Let me give you an example. I had a friend who called me up one day and her son had taken the family car without her permission. When I’m speaking with her, she’s all up in arms about it. She said, “He’s taken the car!” Then she’s really upset and said, “I’m going to confront him,” and she knew about these steps.

So we’re walking through the steps, and I’m trying to be mindful of her emotional tenor. We get to the part about what’s at stake, and I said, “What’s at stake here? What’s the consequence if he does this again?” And she said, “If he does this again, I will be so mad!” I said, “Okay, let’s take a look at the situation,” because I knew he’d already done it a few times. I said, “When he did it those times, were you mad then?” And she said, “Yeah, but I’ll be really mad now!”

And the thing about “what’s at stake” is—it has to be something that matters to the person you’re speaking to. I think we could see that her son had already done a cost-benefit analysis. He said, “I could be out with my friends in my mum’s car having a fun time with a mad mother at home, or I could be at home with my boring little sister watching the television while all my friends are having a good time, and have a happy mom. Hmm… which one do I choose?” Well, we’ve seen which one he chose—he’s busily driving downtown in her car. So her being mad isn’t enough at stake for him.

I reminded her that “at stake” needs to be for the person you’re speaking with. Then she said, “Well, the only thing he seems to care about is girls. So maybe if I said to him, ‘If you take that car again, you will never have a girlfriend’—that would get his attention.”

Again, I’m trying to be careful because I understand she’s upset. I said, “I’m sure it would get his attention. Now—is that something that’s within your power?” Because of course, what’s at stake needs to be something you have control over—a consequence you’re going to impose. Of course, him not having a girlfriend is not a consequence she can impose.
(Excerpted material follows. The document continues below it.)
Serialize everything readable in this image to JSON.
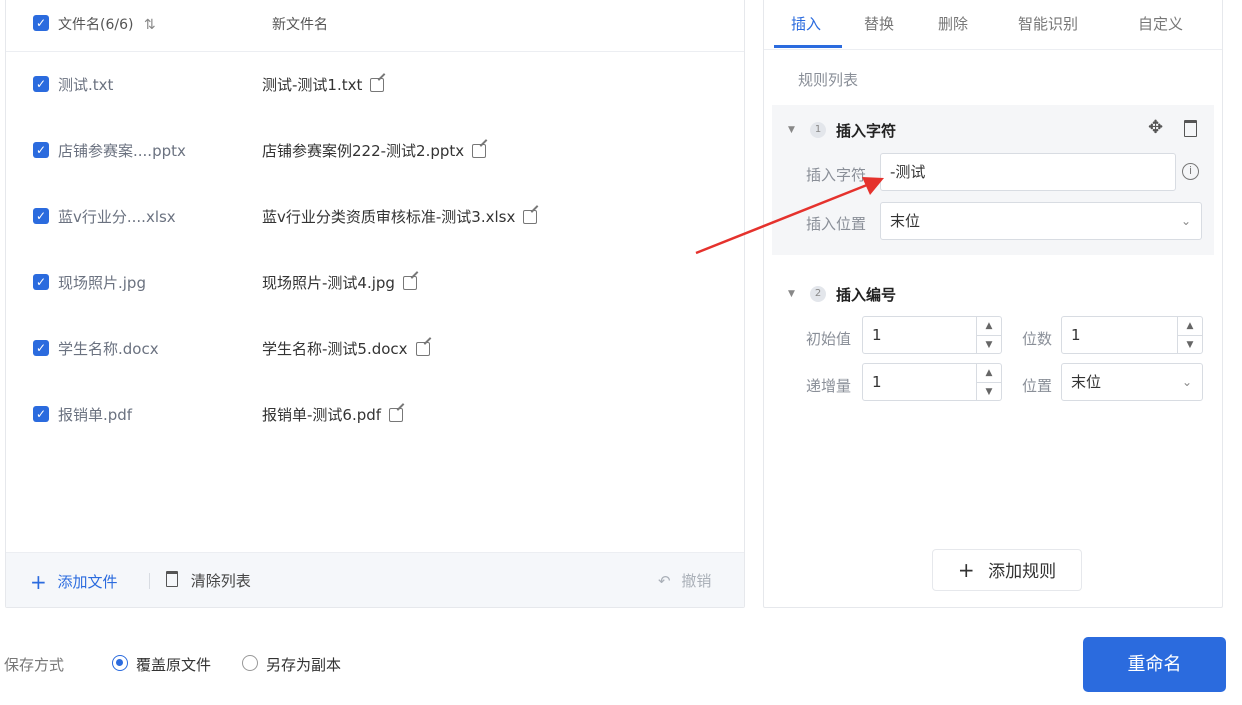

So what she said in the end was: “I need to speak with you about the use of the family car. You took it last night without my permission and I’m very angry. I may have contributed to the situation by not letting you know the last time that this could never happen again. What’s at stake for you here is: if you do this again, you will never be allowed to use the family car under any circumstances. I’d like to try to resolve this with you. Is there anything you need to say?”

So I think the last part came out a little sharp. I think she may have been a bit pinched by the end, but you can see how you name what’s at stake—and we can certainly do that in workplace contexts as well. It just has to be something that’s within your control—a consequence that you’re prepared to impose. Whether it’s you’re going to speak to the person’s manager, or—if you are the manager—you’re going to put a letter in the file, there’s going to be some consequence if they do the action again. And then you leave it to them to decide how they want to behave.

I started by saying that we want to land our difficult conversations—and not crash them. I hope you’ll find these ways of starting a difficult conversation give you a way to land your difficult conversations. So good luck.